First, generate data:
set.seed(0)
datobj = generate_data_generic(p=5, TT=300, fac=.5, nt=2000, dimdat = 3)
ylist = datobj$ylist
X = datobj$X
This produces three dimensional cytograms ylist and covariates X.
ylist is a list of length \(T=300\), the number of time points (or cytograms). Each element of ylist is an array with \(d=3\) rows (a single cytogram) and \(n_t\) columns.

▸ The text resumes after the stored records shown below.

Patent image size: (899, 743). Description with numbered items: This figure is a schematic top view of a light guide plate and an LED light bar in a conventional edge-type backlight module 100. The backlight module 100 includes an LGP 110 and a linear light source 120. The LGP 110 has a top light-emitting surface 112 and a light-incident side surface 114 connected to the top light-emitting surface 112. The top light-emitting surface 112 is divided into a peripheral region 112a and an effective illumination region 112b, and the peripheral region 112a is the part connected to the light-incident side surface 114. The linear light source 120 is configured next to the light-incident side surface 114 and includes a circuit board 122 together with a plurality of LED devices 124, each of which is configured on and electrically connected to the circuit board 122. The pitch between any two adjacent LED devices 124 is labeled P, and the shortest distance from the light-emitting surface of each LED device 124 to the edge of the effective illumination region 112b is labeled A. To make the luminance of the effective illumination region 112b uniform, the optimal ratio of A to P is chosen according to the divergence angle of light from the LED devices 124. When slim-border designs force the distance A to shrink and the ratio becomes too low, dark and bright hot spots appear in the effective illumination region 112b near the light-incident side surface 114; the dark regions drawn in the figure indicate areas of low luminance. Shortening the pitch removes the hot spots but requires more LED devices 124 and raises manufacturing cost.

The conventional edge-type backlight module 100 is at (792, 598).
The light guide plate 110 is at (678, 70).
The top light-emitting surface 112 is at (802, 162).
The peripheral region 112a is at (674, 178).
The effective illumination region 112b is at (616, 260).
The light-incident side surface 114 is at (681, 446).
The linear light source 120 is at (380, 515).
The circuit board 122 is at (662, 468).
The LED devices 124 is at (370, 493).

The number of columns \(n_t\) of each element in ylist can be different.
X is a \(T \times d\) matrix, whose \(t\)’th rows contain the relevant (environmental) factors of the \(t\)’th cytogram.
plot(ylist[[1]][,1:2], ylab="", xlab="", pch=16, col=rgb(0,0,1,0.2), cex=.5)
Especially if your data is a time series, it could be useful to plot the covariates once across time.
matplot(X, type = 'l')
Now, we estimate the data with fixed regularization parameters \(\lambda_\alpha=0.01\) and \(\lambda_\beta=0.01\), and \(K=10\) clusters.
Internally, flowmix() repeats the estimation 5 (the default) times, and returns the estimated model providing the best data fit.
numclust = 4
set.seed(0)
res = flowmix(ylist = ylist, X = X, numclust = numclust,
mean_lambda = 0.01, prob_lambda = 0.001,
nrep = 5)
print(res)
## [1] "57 out of 60 regression coefficients for the cluster centers, are zero."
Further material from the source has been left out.